Finally, an area where Millennials and Gen Z have an advantage: both generations have consistently had access to gaming on the go. From the Nintendo Game Boy to Tamagotchis to smartphones, if you needed to kill some time before meeting your friends (or wanted to ignore your siblings on a long car trip with the family), you could grab a portable gaming device from your backpack and voilà—instant entertainment. Our Gen X comrades remember when this wasn’t always the case. In fact, when the first electronic handheld games emerged in the late 1970s, these devices felt like the future.
In 1976, Barbie’s parent company Mattel approached electronics manufacturer Rockwell International with an idea. Since electronic components (like the ones in powerful pocket calculators) were shrinking and video arcades’ popularity was skyrocketing, would it be possible to create a new type of plaything? Rockwell liked the idea and assigned young electrical engineer Mark Lesser to the project. Although Lesser had designed circuits for calculators, he had never programmed anything—but he quickly got up to speed. Inspired by his love for arcade games and pinball, Lesser spent months writing a program using punch cards on a minicomputer, eventually designing all of the game’s display, sound, logic, and scoring directly onto a 512-byte chip. (That’s about 1/2000th of 1 MB.) His first “obstacle avoidance” handheld electronic game resulted in Auto Race, a product which challenged players to navigate an LED “car” around opponents on a three-lane vertical racetrack. (This game is credited with being the first handheld game with only solid-state electronics.) Mattel executives were ecstatic.

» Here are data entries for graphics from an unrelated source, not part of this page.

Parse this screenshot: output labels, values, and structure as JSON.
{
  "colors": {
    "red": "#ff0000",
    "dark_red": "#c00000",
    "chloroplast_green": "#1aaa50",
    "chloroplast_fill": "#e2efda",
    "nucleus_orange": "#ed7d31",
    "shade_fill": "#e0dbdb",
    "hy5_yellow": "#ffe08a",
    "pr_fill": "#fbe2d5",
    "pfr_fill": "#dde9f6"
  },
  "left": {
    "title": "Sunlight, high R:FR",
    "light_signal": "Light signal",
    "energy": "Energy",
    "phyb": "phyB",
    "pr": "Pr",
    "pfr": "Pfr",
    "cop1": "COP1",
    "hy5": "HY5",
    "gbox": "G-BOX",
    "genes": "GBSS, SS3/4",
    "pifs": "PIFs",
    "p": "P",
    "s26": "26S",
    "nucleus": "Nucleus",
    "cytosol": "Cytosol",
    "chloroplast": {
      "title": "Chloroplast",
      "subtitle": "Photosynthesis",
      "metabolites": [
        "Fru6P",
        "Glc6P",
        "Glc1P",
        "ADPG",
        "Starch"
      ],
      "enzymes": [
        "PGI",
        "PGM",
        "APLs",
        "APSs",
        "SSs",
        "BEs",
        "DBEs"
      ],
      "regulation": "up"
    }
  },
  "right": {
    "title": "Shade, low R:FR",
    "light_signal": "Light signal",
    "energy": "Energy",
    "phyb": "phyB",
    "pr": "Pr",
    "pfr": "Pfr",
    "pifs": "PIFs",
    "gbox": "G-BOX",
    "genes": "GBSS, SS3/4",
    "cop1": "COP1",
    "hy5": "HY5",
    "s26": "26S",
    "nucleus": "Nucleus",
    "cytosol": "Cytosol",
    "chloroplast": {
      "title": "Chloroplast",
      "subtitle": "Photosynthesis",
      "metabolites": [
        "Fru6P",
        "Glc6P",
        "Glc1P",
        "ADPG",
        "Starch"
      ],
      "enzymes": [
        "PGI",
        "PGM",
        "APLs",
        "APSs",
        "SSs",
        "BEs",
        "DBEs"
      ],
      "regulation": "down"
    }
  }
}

Though Auto Race (1976) didn’t quite meet initial sales expectations, Lesser’s next game for Mattel proved far more popular than anyone anticipated. In 1977, they released Football and retailers couldn’t keep the game on the shelves for the next few years. The success of Football led directly to the creation of Mattel’s Electronic Games division, along with various competitor imitations. Lesser also worked on Mattel’s Baseball (1978) and Soccer (1978), cementing his importance in the video and electronic games industry.
The Brian Sutton-Smith Library & Archives of Play at The Strong houses the Mark B. Lesser papers, a compilation of technical documentation, notes, memos, and other information related to the programming of Mattel Electronics’ handheld games. Along with these professional papers, Lesser also donated several prototypes (including the one for Mattel’s Football!) and published video games to The Strong in 2019. The collection is a fascinating look at the technical side of game design. If your hardware can only hold so much memory, how can you efficiently program everything you need to run a game? (Also, the timeframe between Mattel’s initial inquiry and the production of Auto Race seems like such a quick turnaround, especially when you might expect a game project to take years to complete.) Lesser later went on to develop handheld and video games for Parker Brothers before forming his own company. He was subcontracted to program John Madden Football ’93 (1992) for the Sega Genesis before being directly hired to develop NHL ’94, one of the most popular sports games ever made.
Mattel’s Auto Race, Football, Baseball, and the titles that followed truly paved the way for portable electronic gaming. (In 2010, Time magazine even named Football one of its “All Time 100 Gadgets,” and the game was a finalist for the World Video Game Hall of Fame in 2021.) These days, we take for granted the accessibility to games on the go. But with a good idea and a little resourcefulness, Mark Lesser helped to ensure that handheld games would be playable for decades to come.